In his work with armaments, he was especially interested in rockets, which would become a major Soviet strength, and mechanized warfare. He sponsored Sergei Korolev, who would become a major aerospace designer, in establishing a research bureau in 1931. By 1933, they had tested a five-ton liquid propellant rocket engine, but this was not followed into long-range missile development. [4]


There are a dizzying range of explanations of the involvement of Stalin, and of Germans up to and including Adolf Hitler himself. The Marshal had a prisoner of war Germany before the Russian Revolution, which was enough to draw suspicion under Stalin.

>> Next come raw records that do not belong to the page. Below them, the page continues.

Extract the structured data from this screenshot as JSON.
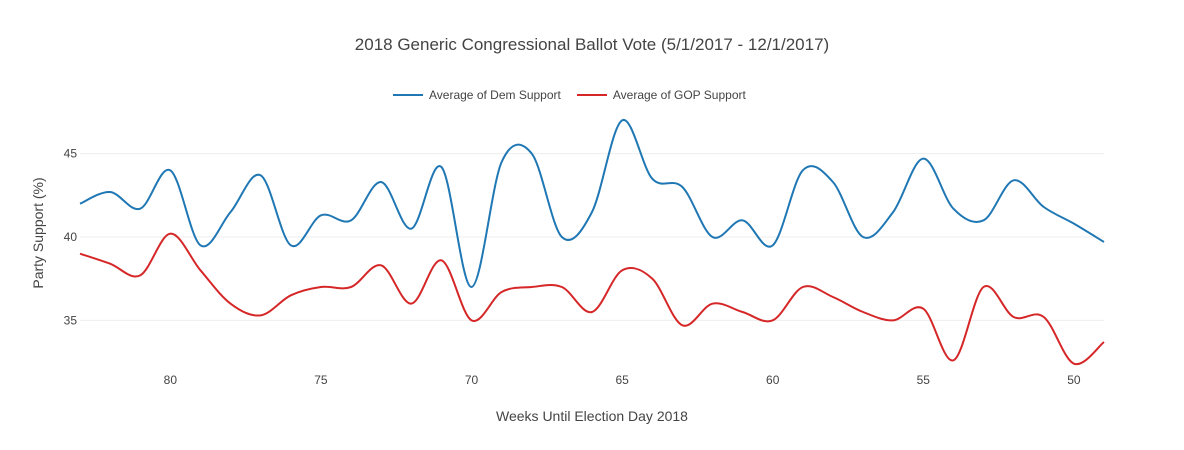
{
  "chart_data": {
    "type": "line",
    "title": "2018 Generic Congressional Ballot Vote (5/1/2017 - 12/1/2017)",
    "xlabel": "Weeks Until Election Day 2018",
    "ylabel": "Party Support (%)",
    "xlim": [
      83,
      49
    ],
    "ylim": [
      32.5,
      47.5
    ],
    "x_ticks": [
      80,
      75,
      70,
      65,
      60,
      55,
      50
    ],
    "y_ticks": [
      35,
      40,
      45
    ],
    "grid": true,
    "legend_position": "top-center",
    "x": [
      83,
      82,
      81,
      80,
      79,
      78,
      77,
      76,
      75,
      74,
      73,
      72,
      71,
      70,
      69,
      68,
      67,
      66,
      65,
      64,
      63,
      62,
      61,
      60,
      59,
      58,
      57,
      56,
      55,
      54,
      53,
      52,
      51,
      50,
      49
    ],
    "series": [
      {
        "name": "Average of Dem Support",
        "color": "#1f77b4",
        "values": [
          42,
          42.7,
          41.7,
          44,
          39.5,
          41.5,
          43.7,
          39.5,
          41.3,
          41,
          43.3,
          40.5,
          44.2,
          37,
          44.5,
          45,
          40,
          41.5,
          47,
          43.5,
          43,
          40,
          41,
          39.5,
          44,
          43.3,
          40,
          41.5,
          44.7,
          41.7,
          41,
          43.4,
          41.8,
          40.8,
          39.7
        ]
      },
      {
        "name": "Average of GOP Support",
        "color": "#d62728",
        "values": [
          39,
          38.4,
          37.7,
          40.2,
          38,
          36,
          35.3,
          36.5,
          37,
          37,
          38.3,
          36,
          38.6,
          35,
          36.7,
          37,
          37,
          35.5,
          38,
          37.5,
          34.7,
          36,
          35.5,
          35,
          37,
          36.4,
          35.5,
          35,
          35.7,
          32.6,
          37,
          35.2,
          35.2,
          32.4,
          33.7
        ]
      }
    ]
  }
}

He was talented, but and, from a surprising source, we have testimony about his personality, a personality apt to provoke Stalin's jealousy and a desire to take revenge. Tukhachevsky made violins as a hobby, and had become close friends with the composer, Dmitri Shostakovitch. Shostakovitch described him as a "very ambitious and imperious person," who seemed to be the Red Army's favorite. [5]

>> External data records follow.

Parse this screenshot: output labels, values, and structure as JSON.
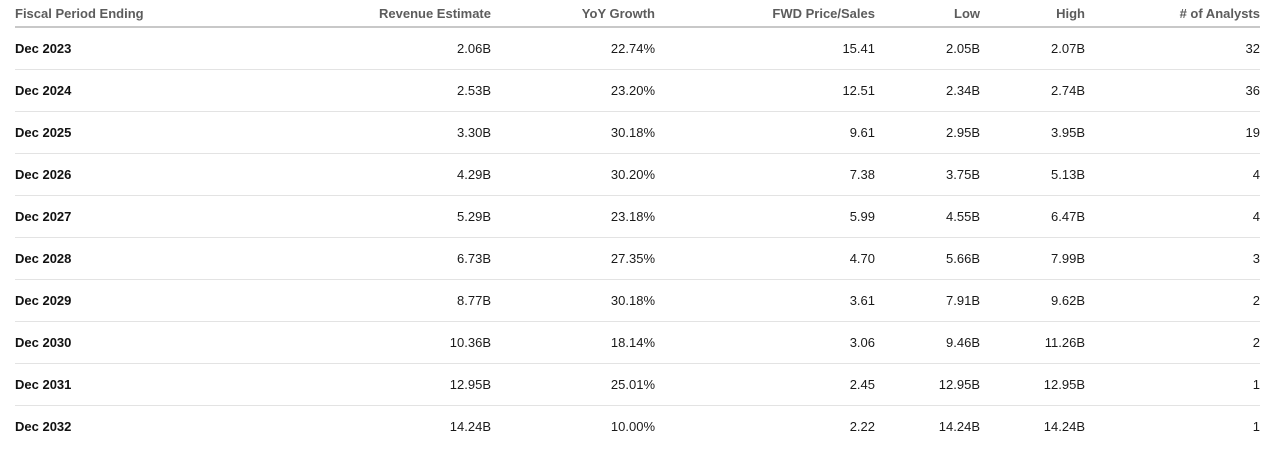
{
  "table": {
    "headers": [
      "Fiscal Period Ending",
      "Revenue Estimate",
      "YoY Growth",
      "FWD Price/Sales",
      "Low",
      "High",
      "# of Analysts"
    ],
    "rows": [
      [
        "Dec 2023",
        "2.06B",
        "22.74%",
        "15.41",
        "2.05B",
        "2.07B",
        "32"
      ],
      [
        "Dec 2024",
        "2.53B",
        "23.20%",
        "12.51",
        "2.34B",
        "2.74B",
        "36"
      ],
      [
        "Dec 2025",
        "3.30B",
        "30.18%",
        "9.61",
        "2.95B",
        "3.95B",
        "19"
      ],
      [
        "Dec 2026",
        "4.29B",
        "30.20%",
        "7.38",
        "3.75B",
        "5.13B",
        "4"
      ],
      [
        "Dec 2027",
        "5.29B",
        "23.18%",
        "5.99",
        "4.55B",
        "6.47B",
        "4"
      ],
      [
        "Dec 2028",
        "6.73B",
        "27.35%",
        "4.70",
        "5.66B",
        "7.99B",
        "3"
      ],
      [
        "Dec 2029",
        "8.77B",
        "30.18%",
        "3.61",
        "7.91B",
        "9.62B",
        "2"
      ],
      [
        "Dec 2030",
        "10.36B",
        "18.14%",
        "3.06",
        "9.46B",
        "11.26B",
        "2"
      ],
      [
        "Dec 2031",
        "12.95B",
        "25.01%",
        "2.45",
        "12.95B",
        "12.95B",
        "1"
      ],
      [
        "Dec 2032",
        "14.24B",
        "10.00%",
        "2.22",
        "14.24B",
        "14.24B",
        "1"
      ]
    ]
  }
}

Among the possibilities, not mutually exclusive, were:

  1. The Marshal may, in fact, have been conspiring against Hitler, and with or without the cooperation of the German General Staff.
  2. The Marshal may, in fact, have been conspiring against Hitler
  3. Stalin, on general personality ground may have decided that he was sufficiently a potential rival that it was in Stalin's interest to remove him preemptively.
  4. Soviet Organs of State Security (i.e., the NKVD) had manufactured a dossier, possibly based on some actual correspondence and possibly not, that indicated Tukhachevsky was conspiring; Stalin may have directly participated
  5. The German SD intelligence service, under Schellenberg and Heydrich, may have found the Russian dossier, believing it to be an authentic NKVD document, and gave it to Himmler and Hitler, who decided to feed it back, through deniable channels, to Stalin, in order to discredit the Soviet General Staff and perhaps have it purged before Germany had to fight its more competent officers. The information is believed to have been leaked to Rusisia and France via the Czech President, Evard Benes, using contacts between the SS and NKVD.

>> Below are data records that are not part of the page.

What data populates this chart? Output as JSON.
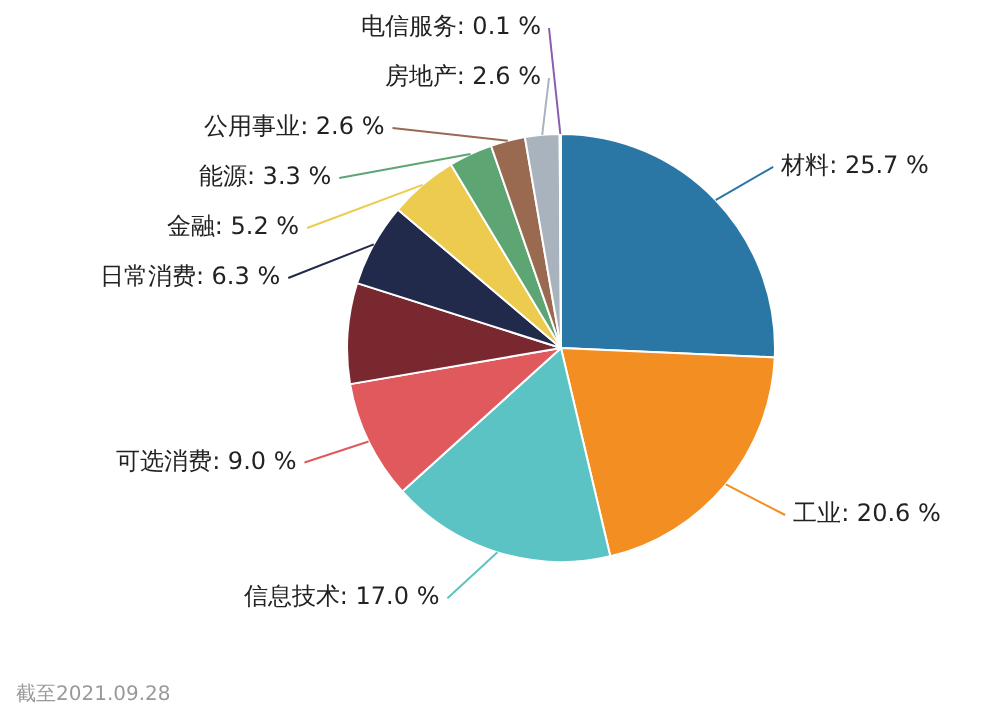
{
  "chart_data": {
    "type": "pie",
    "categories": [
      "材料",
      "工业",
      "信息技术",
      "可选消费",
      null,
      "日常消费",
      "金融",
      "能源",
      "公用事业",
      "房地产",
      "电信服务"
    ],
    "values": [
      25.7,
      20.6,
      17.0,
      9.0,
      7.6,
      6.3,
      5.2,
      3.3,
      2.6,
      2.6,
      0.1
    ],
    "value_labels": [
      "25.7 %",
      "20.6 %",
      "17.0 %",
      "9.0 %",
      null,
      "6.3 %",
      "5.2 %",
      "3.3 %",
      "2.6 %",
      "2.6 %",
      "0.1 %"
    ],
    "colors": [
      "#2a77a6",
      "#f28e22",
      "#5cc3c4",
      "#e0595c",
      "#7a2830",
      "#222a4c",
      "#eccb4e",
      "#5da573",
      "#9a6a50",
      "#a9b3bd",
      "#8a5db0"
    ],
    "annotations": [
      "截至2021.09.28"
    ],
    "legend": false
  }
}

Walter Schellenberg suggests that Hitler eventually had to decide if he wanted to deal with Russia under Stalin or Tukhachevsky.[6] Pavel Sudoplatov says that Lavrenti Beria received a dossier and sent it to Stalin. [7] Stalin, however, did not use the documents, but, was his want, "rounded up the usual suspects" in the General Staff and forced them to confess what he wanted. A huge purge of the Soviet leadership resulted, which may well have crippled the Soviet response to the German 1941 invasion, including:

  • 3 of the 5 Marshals
  • 13 of the 15 army commanders (full generals) and 8 of the 9 equivalent admirals
  • 50 of the 57 corps commanders
  • 154 of the 186 division commanders


  1. "Marshal Tukhachevsky: The Red Bonaparte", Perspective on World History and Current Events
  2. Alan Bullock (1991), Hitler and Stalin: Parallel Lives, Alfred A. Knopf, ISBN 0394586018, pp. 101-102
  3. Eric D. Beaty (May 2009), Effects of Operational and Strategic Pauses on Mission Success, School of Advanced Military Studies, U.S. Army Command and General Staff College, pp. 14-17
  4. Information Bulletin dedicated the the 100th Birthday Anniversary of the Founder of Cosmonautics, Embassy of Russia in Indonesia, February 2007
  5. Testimony: the Memoirs of Shostakovich, ed. Solomon Volkov, 1979, pp. 72-79 quoted in Bullock, Hitler & Stalin, p. 492 and 1011n
  6. Walter Schellenberg (2000 reprint), The Labyrinth, Da Capo Books, pp. 25-28
  7. Pavel Sudoplatov; Anatoli Sudoplatov, Jerrold L. Schecter, Leona P. Schecter (1994). Special Tasks: The Memoirs of an Unwanted Witness—A Soviet Spymaster. Little, Brown and Company. ISBN 0316773522.